The Robot Ate Me

Carousel Waltz

(5RC; 2005)

By Dom Sinacola | 2 December 2007

Like many carousels, even those with ponies that move up and down for the bigger kids, the staple amusement park ride is something to graduate from. Toddlers anxiously spin round and round only to temporarily quench the urge for bigger and faster; young couples cuddle and coo inside the carousel’s lovely pace, but only before they start having sex; the elderly enjoy the carousel’s soothing spin, lulling deliciously to sleep, but this is only a prelude to or a fantasy of their death. Inevitably, the sameness will be abandoned.
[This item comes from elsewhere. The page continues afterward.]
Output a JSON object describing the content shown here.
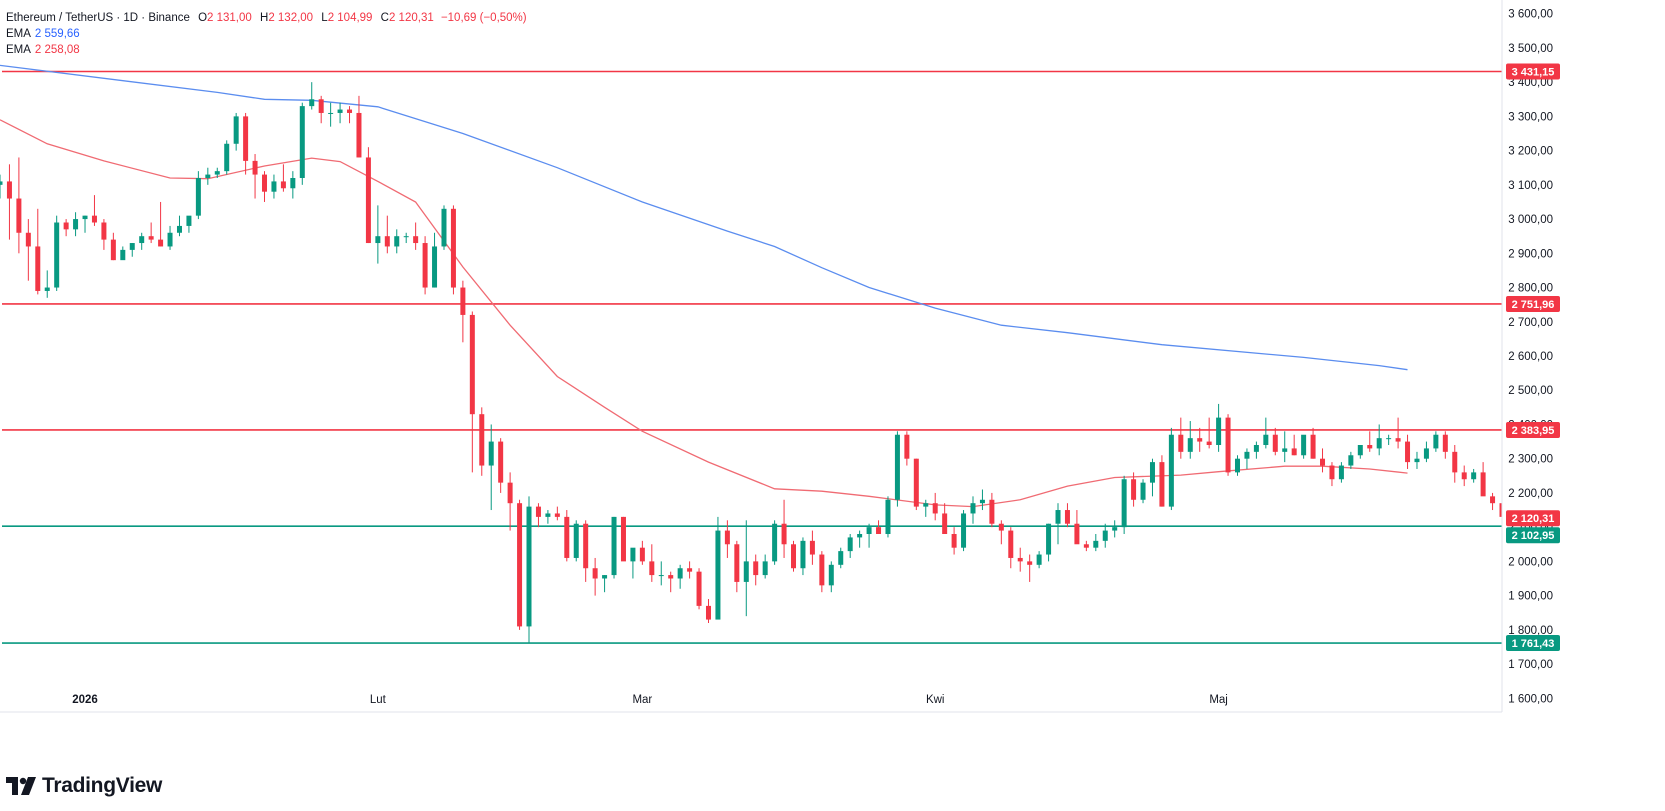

The Robot Ate Me, primarily the brainchild of San Diego’s Ryland Bouchard, has composed something of a carousel with their sophomore record: a pleasant, dervish-lite travelogue of going over Bouchard’s pain again and again. And, like the recent resurgence of the Eels' Mark Oliver Everett, Bouchard’s output is a pop approach to tragedy, the death of two close friends serving as dirt and impetus behind gleefully hopeful ditties. And, like E, much of Bouchard’s dealings with such excruciating pain end up, well, dwelling in all the same, sounding the same.
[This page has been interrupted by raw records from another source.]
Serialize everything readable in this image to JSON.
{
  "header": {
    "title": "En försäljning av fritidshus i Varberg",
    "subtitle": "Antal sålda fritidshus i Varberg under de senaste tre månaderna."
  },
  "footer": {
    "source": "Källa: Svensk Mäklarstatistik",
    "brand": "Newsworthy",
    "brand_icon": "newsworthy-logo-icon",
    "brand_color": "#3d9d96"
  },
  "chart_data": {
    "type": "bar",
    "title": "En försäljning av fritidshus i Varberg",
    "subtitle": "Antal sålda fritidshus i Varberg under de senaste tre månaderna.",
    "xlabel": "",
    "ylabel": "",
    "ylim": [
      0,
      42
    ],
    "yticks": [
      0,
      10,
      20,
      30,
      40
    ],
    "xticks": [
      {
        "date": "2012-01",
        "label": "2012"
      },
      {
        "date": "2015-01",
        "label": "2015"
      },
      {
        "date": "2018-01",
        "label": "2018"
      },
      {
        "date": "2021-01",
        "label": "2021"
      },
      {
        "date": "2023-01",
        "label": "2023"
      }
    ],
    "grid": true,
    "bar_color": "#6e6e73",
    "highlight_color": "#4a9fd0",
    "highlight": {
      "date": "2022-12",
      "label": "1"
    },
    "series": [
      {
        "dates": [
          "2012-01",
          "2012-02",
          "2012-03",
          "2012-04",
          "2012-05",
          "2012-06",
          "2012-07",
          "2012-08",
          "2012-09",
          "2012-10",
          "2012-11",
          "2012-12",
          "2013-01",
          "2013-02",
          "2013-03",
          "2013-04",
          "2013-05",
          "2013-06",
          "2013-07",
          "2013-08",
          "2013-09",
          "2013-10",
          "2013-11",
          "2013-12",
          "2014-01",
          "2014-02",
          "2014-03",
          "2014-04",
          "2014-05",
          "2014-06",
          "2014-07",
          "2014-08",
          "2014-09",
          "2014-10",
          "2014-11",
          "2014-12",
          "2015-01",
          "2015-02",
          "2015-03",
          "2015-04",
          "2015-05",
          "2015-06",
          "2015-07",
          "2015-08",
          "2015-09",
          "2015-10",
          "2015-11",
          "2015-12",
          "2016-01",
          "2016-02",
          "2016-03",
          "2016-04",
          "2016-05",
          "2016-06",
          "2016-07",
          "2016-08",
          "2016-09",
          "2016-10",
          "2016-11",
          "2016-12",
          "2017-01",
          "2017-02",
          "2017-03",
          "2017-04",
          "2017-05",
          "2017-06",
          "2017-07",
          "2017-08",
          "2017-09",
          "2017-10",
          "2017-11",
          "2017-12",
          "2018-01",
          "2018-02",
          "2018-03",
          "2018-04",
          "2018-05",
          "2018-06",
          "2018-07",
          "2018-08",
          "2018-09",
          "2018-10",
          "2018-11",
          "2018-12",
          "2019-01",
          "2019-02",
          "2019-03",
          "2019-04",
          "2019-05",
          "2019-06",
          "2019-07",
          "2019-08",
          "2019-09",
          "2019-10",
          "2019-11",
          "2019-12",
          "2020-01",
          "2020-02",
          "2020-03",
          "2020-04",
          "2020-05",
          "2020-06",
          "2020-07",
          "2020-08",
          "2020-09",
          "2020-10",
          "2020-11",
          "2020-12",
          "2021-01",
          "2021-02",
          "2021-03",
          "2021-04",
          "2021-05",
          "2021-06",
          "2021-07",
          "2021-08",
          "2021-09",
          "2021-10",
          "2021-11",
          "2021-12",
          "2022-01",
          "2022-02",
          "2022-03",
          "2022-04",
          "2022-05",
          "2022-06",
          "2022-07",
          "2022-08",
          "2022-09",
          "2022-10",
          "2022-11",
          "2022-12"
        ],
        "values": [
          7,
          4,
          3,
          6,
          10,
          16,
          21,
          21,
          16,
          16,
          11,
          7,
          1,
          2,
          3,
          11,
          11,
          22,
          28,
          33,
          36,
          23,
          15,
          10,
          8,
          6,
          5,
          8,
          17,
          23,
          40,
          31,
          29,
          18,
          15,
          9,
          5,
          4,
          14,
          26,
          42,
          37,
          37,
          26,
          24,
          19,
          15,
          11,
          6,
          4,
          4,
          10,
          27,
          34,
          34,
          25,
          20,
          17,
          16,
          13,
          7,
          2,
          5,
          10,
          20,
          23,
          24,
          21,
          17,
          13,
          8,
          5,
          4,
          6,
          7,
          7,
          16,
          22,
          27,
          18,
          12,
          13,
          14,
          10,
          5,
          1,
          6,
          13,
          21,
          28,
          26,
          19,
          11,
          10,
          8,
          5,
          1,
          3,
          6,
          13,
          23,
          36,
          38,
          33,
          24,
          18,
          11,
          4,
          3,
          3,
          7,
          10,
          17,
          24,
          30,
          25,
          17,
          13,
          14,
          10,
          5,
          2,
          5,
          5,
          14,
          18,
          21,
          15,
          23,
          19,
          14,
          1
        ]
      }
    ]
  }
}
Carousel Waltz was recorded from July of 2004 to November of 2004 when Bouchard holed up in a bedroom --- assumingly his bedroom, although that would be funny to think he usurped someone else’s living space --- and put together a lo-fi dreamsicle of shambling acoustic guitars, plaintive oohs, swampy aahhs, muted trumpets, and a tabernacle of oboes and clarinets. For the most part, these parts are pieced together with a sixth sense bordering on scientific method. Synths and clarinets glue together to paint a tarmac underneath Bouchard’s half-falsetto warble and his trusty (see: boring) drum loops, only to slip away before actually registering. Then he seems to lose some traction (a flute tries to slow him down, an accordion whines for him to keep going), skidding on brushed acoustic guitars and tape hiss silence, but he rights himself and continues the trip before the audience can begin to worry.

Even so, the most successful songs on Carousel are those that share a cosmic bop and variety with RAM’s first, better, and more manic debut, They Ate Themselves (2002). Check out the cavalcade at the carousel’s mid-point. One pony, a black stallion with a pompadour, “Tonight” is the first song on the album to pull a sweet bass boogaloo from the murky background and force the echoed female chorus and snipped snares to spread out, get funky, speed up, and collide with Bouchard’s words instead of giving up, sidling over, and going fetal like so often on the album. “Lately” follows, sniffing at “Tonight’s” confident tail, rumbling into a spaghetti western that rolls into sixties retro soul when muted trumpets are only muted by the limits of the speakers that contain them. “Interlude” doesn’t go up and down on a pole, but it does stand all four legs in a plaster boat, a favorite among riders simply because of its fantastical quirkiness. Chimes float and white noise greens under the water. Last, there’s “Just One Girl,” which looks a lot like “Lately” but comes with a fanfare of regal horns all saying “Bah-bum, bah-bum.” It’s a kick.

Otherwise, the majority of Carousel just plain sounds the same. It might as well be the same pace, might as well be in the same key, might as well be the same vocal melody over and over; it's a carousel if there’s ever been one (and there has). The ride’s sweet, and there’s something to be enjoyed in Bouchard’s ability to never go sour, despite the conceptual catharsis of his album. In fact, Bouchard almost reaches a breathtaking intimacy, even with terribly bland lyrics, during delicate closer, “Hi, Love,” but a range of obligatory arrangements ruin the space. Sorry, it’s just not too convincing to keep joy and pain so muddled by monotony, spinning them closer and closer together, because there will be no where to go when the ride’s over and the kids want horseys with sharper teeth.